Many employers now have burnout clear on their radar as there’s been a large rise in burnout levels across the UK. Cases of burnout have doubled over the last year, with 37% of employees experiencing poor mental health related to stress and burnout and 92% reporting that they’ve experienced it throughout their careers.

Burnout is usually related to workloads, or specific work stressors, and it becomes damaging to employee’s mental health and overall wellbeing. It can cause fatigue, intense emotional reactions, feeling withdrawn, negative thinking patterns and avoiding tasks at work, being less productive or taking extra time off (NHS).

In recent news, model and celebrity Bella Hadid, announced that she’s taking a step back from the modelling industry because she was working tirelessly and not getting much satisfaction or positivity from it. Feeling burnt-out from the industry, she left it and started her own new business ventures and spent time focussing on herself. 

What does this have to do with Occupational Health? 
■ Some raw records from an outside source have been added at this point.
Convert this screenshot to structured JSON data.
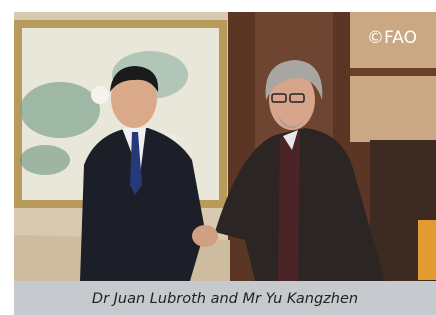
{
  "photo": {
    "watermark": "©FAO"
  },
  "caption": "Dr Juan Lubroth and Mr Yu Kangzhen"
}
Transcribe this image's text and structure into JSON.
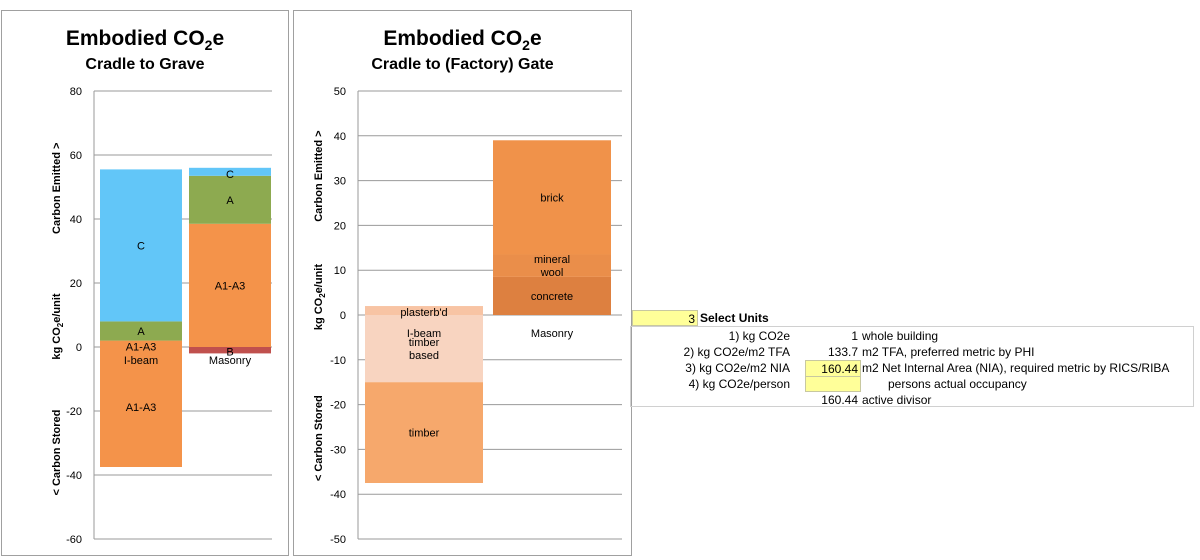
{
  "chart_data": [
    {
      "type": "bar",
      "stacked": true,
      "title": "Embodied CO2e",
      "subtitle": "Cradle to Grave",
      "ylabel": "kg CO2e/unit",
      "ylabel_up": "Carbon Emitted >",
      "ylabel_down": "< Carbon Stored",
      "ylim": [
        -60,
        80
      ],
      "yticks": [
        -60,
        -40,
        -20,
        0,
        20,
        40,
        60,
        80
      ],
      "grid": true,
      "categories": [
        "I-beam",
        "Masonry"
      ],
      "series": [
        {
          "label": "A1-A3",
          "color": "#f4934a",
          "values": [
            -37.5,
            0
          ]
        },
        {
          "label": "A1-A3",
          "color": "#f4934a",
          "values": [
            2,
            38.5
          ]
        },
        {
          "label": "A",
          "color": "#8daa50",
          "values": [
            6,
            15
          ]
        },
        {
          "label": "C",
          "color": "#62c6f8",
          "values": [
            47.5,
            2.5
          ]
        },
        {
          "label": "B",
          "color": "#c0504d",
          "values": [
            0,
            -2
          ]
        }
      ]
    },
    {
      "type": "bar",
      "stacked": true,
      "title": "Embodied CO2e",
      "subtitle": "Cradle to (Factory) Gate",
      "ylabel": "kg CO2e/unit",
      "ylabel_up": "Carbon Emitted >",
      "ylabel_down": "< Carbon Stored",
      "ylim": [
        -50,
        50
      ],
      "yticks": [
        -50,
        -40,
        -30,
        -20,
        -10,
        0,
        10,
        20,
        30,
        40,
        50
      ],
      "grid": true,
      "categories": [
        "",
        "Masonry"
      ],
      "series": [
        {
          "label": "timber based",
          "color": "#f8d4c0",
          "values": [
            -15,
            0
          ]
        },
        {
          "label": "timber",
          "color": "#f6a86c",
          "values": [
            -22.5,
            0
          ]
        },
        {
          "label": "I-beam",
          "color": "#f6a86c",
          "values": [
            0,
            0
          ]
        },
        {
          "label": "plasterb'd",
          "color": "#f8c4a4",
          "values": [
            2,
            0
          ]
        },
        {
          "label": "concrete",
          "color": "#dd8040",
          "values": [
            0,
            8.5
          ]
        },
        {
          "label": "mineral wool",
          "color": "#ea8e4a",
          "values": [
            0,
            5
          ]
        },
        {
          "label": "brick",
          "color": "#f0924a",
          "values": [
            0,
            25.5
          ]
        }
      ]
    }
  ],
  "units_panel": {
    "selected": "3",
    "title": "Select Units",
    "rows": [
      {
        "option": "1) kg CO2e",
        "value": "1",
        "desc": "whole building"
      },
      {
        "option": "2) kg CO2e/m2 TFA",
        "value": "133.7",
        "desc": "m2 TFA, preferred metric by PHI"
      },
      {
        "option": "3) kg CO2e/m2 NIA",
        "value": "160.44",
        "desc": "m2 Net Internal Area (NIA), required metric by RICS/RIBA"
      },
      {
        "option": "4) kg CO2e/person",
        "value": "",
        "desc": "persons actual occupancy"
      }
    ],
    "divisor_value": "160.44",
    "divisor_label": "active divisor"
  }
}
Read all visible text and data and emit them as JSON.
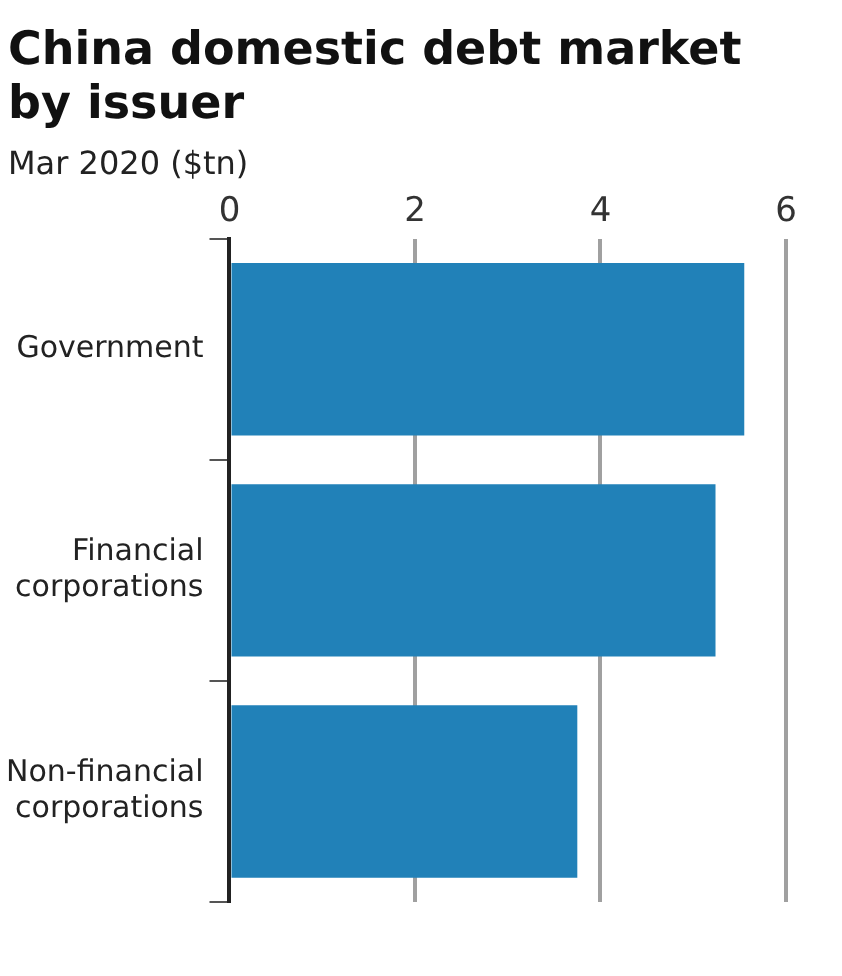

In order to keep a fit and productive workforce, without staff dropping out left, right and centre, it’s crucial that employers invest in staff wellbeing. Making sure that workloads aren’t too heavy, and that staff can speak up about how they’re feeling, will reduce the chances of them feeling overly stressed and burnt-out. Offering mental health support, will allow staff to have preventative measures so that they don’t leave work completely or take too much time-off. It will improve absences and make sure that there’s lower presenteeism levels; meaning that when staff are at work, they’re focused and productive. 

It doesn’t just focus on preventative strategies, but it also helps staff return to work and help their wellbeing states if they have unfortunately reached a state of burnout. Everyone should be able to access support when they need it, and with the state of the NHS waitlists, it’s more important than ever for employers to invest in exceptional occupational health in order to have a healthy and productive workforce.